Brown spoke to a group of more than 100 individuals on March 9 about his research of white nationalism, as well as other active groups' work. Brown's speech was part of the Sociology Colloquium Series. The series began this semester and allows various professors to give voluntary lectures about topics that are of interest to the public. Brown was the first non-sociology professor to speak as a part of the colloquium.
But Brown said his field of study and sociology are closely related. He said studying geography provides the additional element of place to the study of white nationalist groups and white supremacist groups.
"Place means honored, sacred spaces," Brown said. "They are infused with meaning and power."
Brown connected the idea of physical place and spaces made for white people to a formula he created while studying these groups. The four components included race, history, place and power.
Brown also listed common characteristics of white nationalist groups derived from his research and participant observation. Participant observation is a sociological method of research that allows an individual to learn about a community or way of life by immersing himself or herself into it and actively becoming part of that community.
Brown said participant observation allowed him to match up the public identity of a group with the beliefs members espoused in private meetings.
From Brown's experience, this could either be rewarding with regard to his research, or it could be terrifying.
One experience with the latter encouraged him to stay away from more violent groups.
"I did not go into the more hardcore, violent things," Brown said. "I made that mistake once. About halfway through the meeting, I realized I was one of two guys taking notes."
Brown said he had parked his vehicle far away from the building where the meeting was held. When he began walking to his car, he looked around him and saw the other man who had been taking notes was running to his car.
The characteristics Brown identified included whiteness versus non-whiteness, individuals of Jewish decent as the enemy, the necessity of whites to get the word out to other white people and the notion that we are living in violent, if not apocalyptic, times.

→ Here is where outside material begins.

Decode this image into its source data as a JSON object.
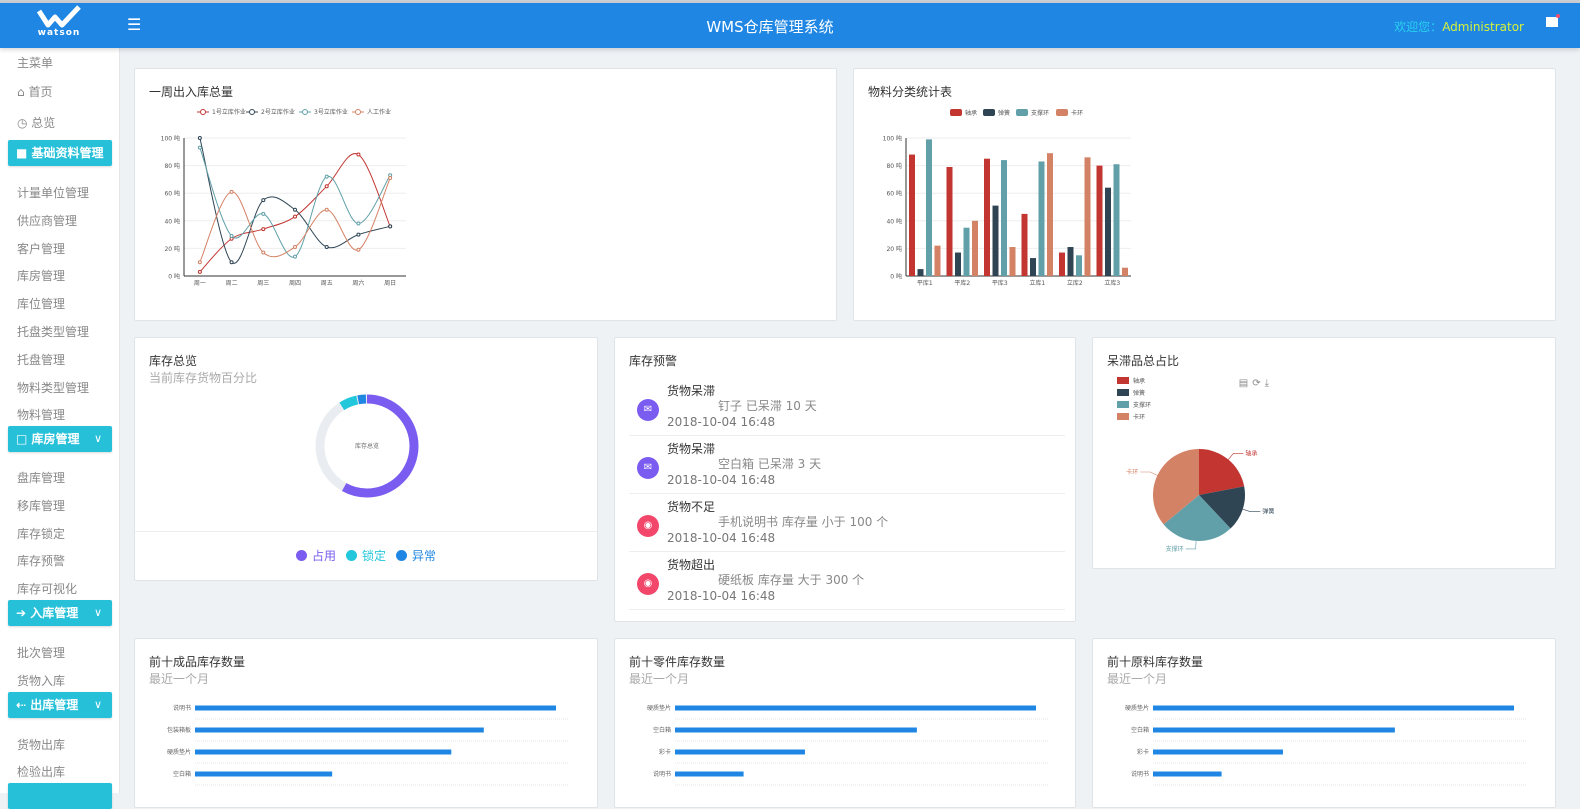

Although Brown's subject matter appeared timely, the topic had been decided long before the National Socialist Movement, a neo-Nazi organization, chose to march on the streets of Columbia.
"It was kind of serendipitous or ironic that Friday's speech turned out to be on white nationalism," sociology professor Wayne Brekhus said.
Brekhus attended Brown's lecture and also took part in alternative programming during the NSM march and attended the march itself.
"I sent some e-mails out encouraging people to go," Brekhus said. "But I didn't really have a part in the planning."
In light of current events, Brown's speech constantly changed until its delivery on Friday. The speech was geared more toward the NSM instead of the originally broad topic of white nationalist groups.
He included some information specific to the NSM and other similar groups.
"The National Socialist Movement has had a series of three leaders," Brown said.
He later specified that the organization has shown a great deal of youth empowerment, as NSM Leader Jeff Schoep was born in 1973.
"He most likely hasn't had any experience with Nazis," Brown said.
Current NSM members suggest that they are pan-American Nazis and use the same language and wear the same uniforms as the German Nazis did.
Brown also spoke about a "more palatable" brand of white nationalism, which appeals more to the public eye.
"They are far more willing now to enter mainstream politics," Brown said. "They can package their agenda to appear as Christian family values. What's new is the packaging, but what's old is the race, place, history and power."